293             A study by Pearson et al. (1992) on the effects of geophysical survey noise on caged rockfish Sebastes spp. Observed a startle or “C-turn response” at peak pressure levels beginning around 200 dB re 1 µPa, although this was less common with the larger fish. Studies by Curtin University in Australia for the oil and gas industry by McCauley et al. (2000) exposed various fish species in large cages to seismic airgun noise and assessed behaviour, physiological and pathological changes. The study made the following observations:

• A general fish behavioural response to move to the bottom of the cage during periods of high level exposure (greater than root mean square (RMS) levels of around 156 dB to 161 dB re 1 ?Pa; approximately equivalent to SPLpk levels of around 168 dB to 173 dB re 1 ?Pa);
• A greater startle response by small fish to the above levels;
• A return to normal behavioural patterns some 14 to 30 minutes after airgun operations ceased;
• No significant physiological stress increases attributed to air gun exposure; and
• Some preliminary evidence of damage to the hair cells when exposed to the highest levels, although it was determined that such damage would only likely occur at short range from the source.

294             The authors did point out that any potential seismic effects on fish may not necessarily translate to population scale effect or disruption to fisheries and McCauley et al. (2000) show that caged fish experiments can lead to variable results. While these studies are informative to some degree, these, and other similar studies, do not provide an evidence base that is sufficiently robust to propose quantitative criteria for behavioural effects (Hawkins and Popper, 2016; Popper et al., 2014) and as such the qualitative criteria outlined in Table 12.9   Open ▸ are proposed.

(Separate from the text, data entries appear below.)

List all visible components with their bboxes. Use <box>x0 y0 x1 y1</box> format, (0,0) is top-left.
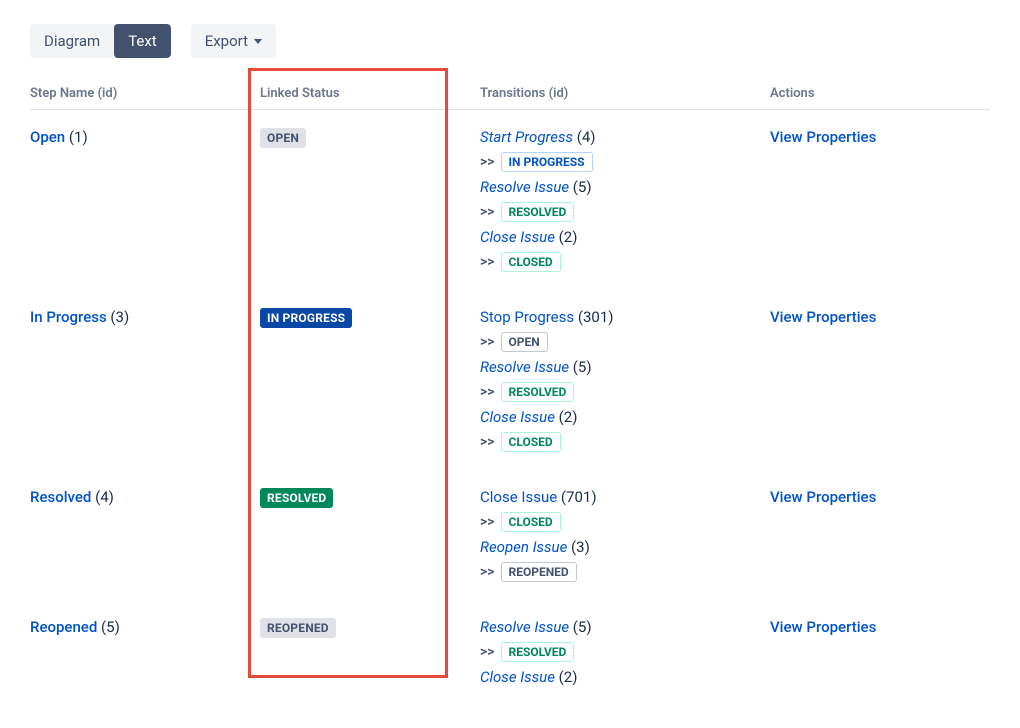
col-header-transitions: Transitions (id) <box>480 86 770 101</box>
transition-id: (301) <box>574 308 613 326</box>
transition-arrow: >> <box>480 514 495 530</box>
transition-id: (5) <box>569 358 592 376</box>
chevron-down-icon <box>254 39 262 44</box>
step-name-link[interactable]: Resolved <box>30 488 91 506</box>
linked-status-badge: RESOLVED <box>260 488 333 508</box>
export-dropdown-button[interactable]: Export <box>191 24 276 58</box>
view-properties-link[interactable]: View Properties <box>770 488 876 506</box>
linked-status-badge: IN PROGRESS <box>260 308 352 328</box>
transition-id: (4) <box>573 128 596 146</box>
transition-arrow: >> <box>480 334 495 350</box>
transition-link[interactable]: Start Progress <box>480 128 573 146</box>
transition-arrow: >> <box>480 384 495 400</box>
step-name-link[interactable]: In Progress <box>30 308 107 326</box>
table-row: Resolved (4) RESOLVED Close Issue (701) >> C… <box>30 470 990 600</box>
transition-id: (701) <box>557 488 596 506</box>
transition-id: (3) <box>567 538 590 556</box>
transition-destination-badge: RESOLVED <box>501 202 575 222</box>
transition-link[interactable]: Close Issue <box>480 228 555 246</box>
table-header-row: Step Name (id) Linked Status Transitions… <box>30 86 990 110</box>
step-name-link[interactable]: Reopened <box>30 618 97 636</box>
transition-id: (5) <box>569 178 592 196</box>
linked-status-badge: OPEN <box>260 128 306 148</box>
transition-arrow: >> <box>480 434 495 450</box>
transition-id: (2) <box>555 228 578 246</box>
transition-destination-badge: CLOSED <box>501 432 561 452</box>
col-header-step: Step Name (id) <box>30 86 260 101</box>
transition-link[interactable]: Close Issue <box>480 408 555 426</box>
col-header-actions: Actions <box>770 86 990 101</box>
col-header-linked: Linked Status <box>260 86 480 101</box>
transition-arrow: >> <box>480 564 495 580</box>
step-id: (4) <box>91 488 114 506</box>
transition-link[interactable]: Close Issue <box>480 668 555 686</box>
transition-arrow: >> <box>480 154 495 170</box>
tab-text[interactable]: Text <box>114 24 171 58</box>
view-mode-tabs: Diagram Text Export <box>30 24 990 58</box>
transition-destination-badge: CLOSED <box>501 252 561 272</box>
table-row: In Progress (3)IN PROGRESSStop Progress … <box>30 290 990 470</box>
export-label: Export <box>205 32 248 50</box>
workflow-steps-table: Step Name (id) Linked Status Transitions… <box>30 86 990 704</box>
transition-destination-badge: RESOLVED <box>501 642 575 662</box>
transition-id: (5) <box>569 618 592 636</box>
view-mode-tabgroup: Diagram Text <box>30 24 171 58</box>
view-properties-link[interactable]: View Properties <box>770 128 876 146</box>
step-name-link[interactable]: Open <box>30 128 65 146</box>
transition-destination-badge: CLOSED <box>501 512 561 532</box>
table-row: Reopened (5) REOPENED Resolve Issue (5) >> R… <box>30 600 990 704</box>
view-properties-link[interactable]: View Properties <box>770 308 876 326</box>
transition-link[interactable]: Close Issue <box>480 488 557 506</box>
transition-link[interactable]: Reopen Issue <box>480 538 567 556</box>
step-id: (5) <box>97 618 120 636</box>
transition-arrow: >> <box>480 254 495 270</box>
view-properties-link[interactable]: View Properties <box>770 618 876 636</box>
step-id: (1) <box>65 128 88 146</box>
transition-destination-badge: IN PROGRESS <box>501 152 593 172</box>
transition-destination-badge: REOPENED <box>501 562 577 582</box>
transition-id: (2) <box>555 668 578 686</box>
linked-status-badge: REOPENED <box>260 618 336 638</box>
transition-link[interactable]: Stop Progress <box>480 308 574 326</box>
transition-arrow: >> <box>480 644 495 660</box>
transition-link[interactable]: Resolve Issue <box>480 358 569 376</box>
transition-link[interactable]: Resolve Issue <box>480 178 569 196</box>
step-id: (3) <box>107 308 130 326</box>
transition-destination-badge: RESOLVED <box>501 382 575 402</box>
transition-link[interactable]: Resolve Issue <box>480 618 569 636</box>
transition-destination-badge: OPEN <box>501 332 548 352</box>
transition-id: (2) <box>555 408 578 426</box>
table-row: Open (1) OPEN Start Progress (4) >> IN PROGR… <box>30 110 990 290</box>
transition-arrow: >> <box>480 204 495 220</box>
tab-diagram[interactable]: Diagram <box>30 24 114 58</box>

295             For the purposes of the underwater noise modelling, an un-weighted sound pressure level of 150 dB re 1 μPa (RMS) was used as the criterion for indicating the extent of behavioural effects due to impulsive piling based on the Washington State Department of Transport Biological Assessment Preparation for Transport Projects Advanced Training Manual (WSDOT, 2011). At sound pressure levels in excess of 150 dB re 1 μPa (RMS) temporary behavioural changes, such as elicitation of a startle response, disruption of feeding, or avoidance of an area may be expected to occur. It is important to note that this threshold is for onset of potential effects, and not necessarily an ‘adverse effect’ threshold and should be considered alongside other information (including those studies outlined above) in addition to the qualitative criteria set out by Popper et al. (2014) in Table 12.9   Open ▸ . Using this criterion, site specific modelling indicated that behavioural responses may occur to ranges of approximately 17 km for single pile driving and 23 km for concurrent piling. Initial outputs of post construction monitoring at the BOWL (BOWL, 2021a) concluded that for sandeel there was no evidence of adverse effects on sandeel populations between pre and post construction levels over a six-year period. Cod spawning was also monitored at the same wind farm site (BOWL, 2021b) and similarly, it was concluded that there was no change in the presence of cod spawning between pre and post construction (although spawning intensity was found to be low across both surveys). From these studies, it can be inferred that noise impacts associated with installation of an offshore wind development are temporary and that fish communities (specifically cod and sandeel in this case) show a high degree of recoverability following construction.